Gli scarti alimentari trasformati in biogas, biodiesel
Circa il 2% degli 80 miliardi di chili di cibo scartati ogni anno è attribuibile alla produzione e alla lavorazione degli alimenti: i rifiuti alimentari solidi vengono inviati in discarica o compostati, mentre i liquidi vengono riversati nelle fognature. Per lo studio, i ricercatori hanno raccolto un totale di 46 campioni di rifiuti, di cui 14 provenienti da grandi aziende di trasformazione alimentare dell’Ohio, e li hanno suddivisi in quattro grandi categorie: vegetali, ricchi di grassi, fanghi industriali e amidacei. Hanno quindi caratterizzato le proprietà fisiche e chimiche del contenuto dei campioni e hanno testato alcuni rifiuti amidacei che hanno stabilito essere buoni candidati per la fermentazione in acetone, una sostanza chimica di base. Nel quadro generale, la densità energetica di un tipo di rifiuto – basata sul potere calorifico – e il rapporto carbonio-azoto sono stati determinanti per il suo potenziale di riutilizzo. Ad esempio, i rifiuti grassi e quelli a base minerale possono essere digeriti in anaerobiosi per generare biogas, mentre i rifiuti di soia hanno una densità energetica sufficiente per essere utilizzati per la produzione di biodiesel. I rifiuti vegetali a basso contenuto calorico non sono ideali per la produzione di energia, ma sono fonti organiche abbondanti di flavonoidi, antiossidanti e pigmenti che potrebbero essere estratti e utilizzati per la produzione di composti benefici per la salute. Basandosi sull’analisi dei rifiuti fibrosi e ricchi di minerali, Cornish ha messo in pratica ciò che predica: il suo laboratorio ha sviluppato un metodo per trasformare i gusci d’uovo e le bucce di pomodoro, provenienti dai produttori alimentari dell’Ohio, in materiali per prodotti in gomma, sostituendo parzialmente il nerofumo a base di petrolio negli pneumatici.

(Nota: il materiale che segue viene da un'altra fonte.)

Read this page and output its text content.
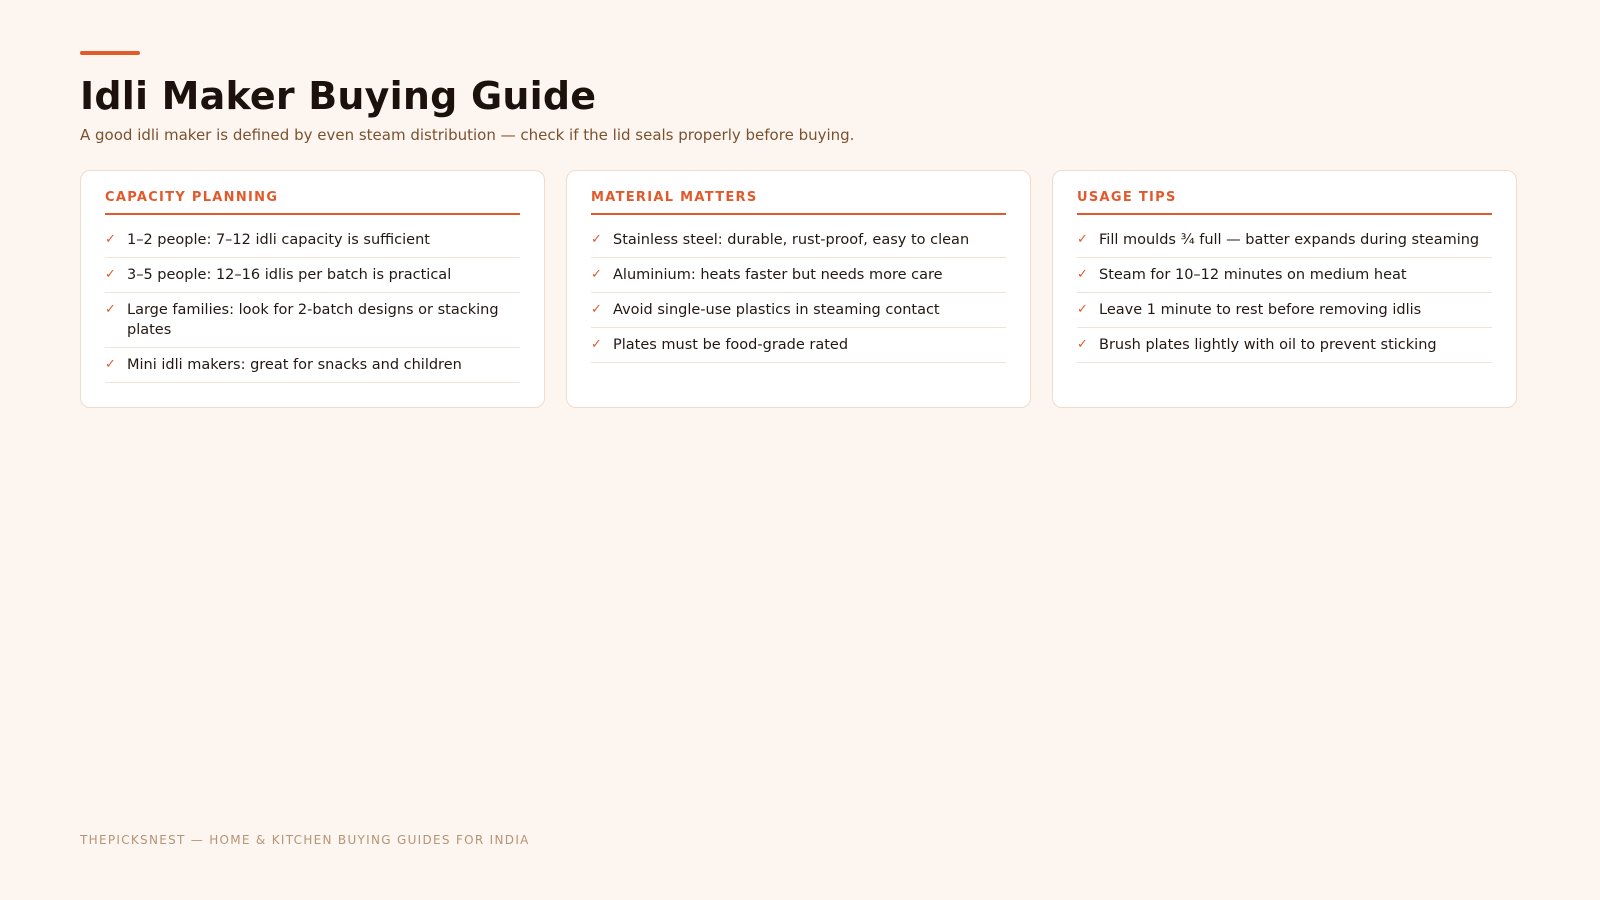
Idli Maker Buying Guide

A good idli maker is defined by even steam distribution — check if the lid seals properly before buying.

CAPACITY PLANNING
✓ 1–2 people: 7–12 idli capacity is sufficient
✓ 3–5 people: 12–16 idlis per batch is practical
✓ Large families: look for 2-batch designs or stacking plates
✓ Mini idli makers: great for snacks and children
MATERIAL MATTERS
✓ Stainless steel: durable, rust-proof, easy to clean
✓ Aluminium: heats faster but needs more care
✓ Avoid single-use plastics in steaming contact
✓ Plates must be food-grade rated
USAGE TIPS
✓ Fill moulds ¾ full — batter expands during steaming
✓ Steam for 10–12 minutes on medium heat
✓ Leave 1 minute to rest before removing idlis
✓ Brush plates lightly with oil to prevent sticking
THEPICKSNEST — HOME & KITCHEN BUYING GUIDES FOR INDIA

Essere responsabili della propria impronta ecologica
Le tecnologie di conversione proposte richiedono energia per funzionare e producono anche alcuni rifiuti secondari, ma la modellazione della valorizzazione pone le basi per ulteriori analisi “dalla culla alla tomba” che aiuterebbero a quantificare i benefici ambientali della riduzione dei rifiuti alimentari e di altre industrie su larga scala, ha detto Cornish. Sebbene questo studio sia un punto di partenza, idealmente offrirà un incentivo ai produttori alimentari per considerare la possibilità di ricavare qualcosa dai prodotti di scarto che attualmente vengono trattati come spazzatura, dicono i ricercatori. “Quello che ci auguriamo è che i produttori di alimenti esaminino i loro costi e la loro impronta ecologica e vedano quale di questi approcci per i loro particolari rifiuti funzionerà meglio: quale sarà il meno negativo dal punto di vista finanziario e preferibilmente redditizio, oltre a ridurre al minimo l’impronta di carbonio”, ha detto Cornish. In termini di riscaldamento globale, ogni rifiuto che può essere valorizzato ha un impatto diretto sul riscaldamento globale perché ha un impatto diretto sulle emissioni e sull’ecosistema”. “Si tratta di migliorare la sicurezza energetica e di ridurre l’impatto finanziario e ambientale della gestione dei rifiuti alimentari”, ha aggiunto. “Se i vostri rifiuti hanno un valore tale da permettervi di farne qualcosa che eviti di finire in discarica, è davvero una cosa buona “.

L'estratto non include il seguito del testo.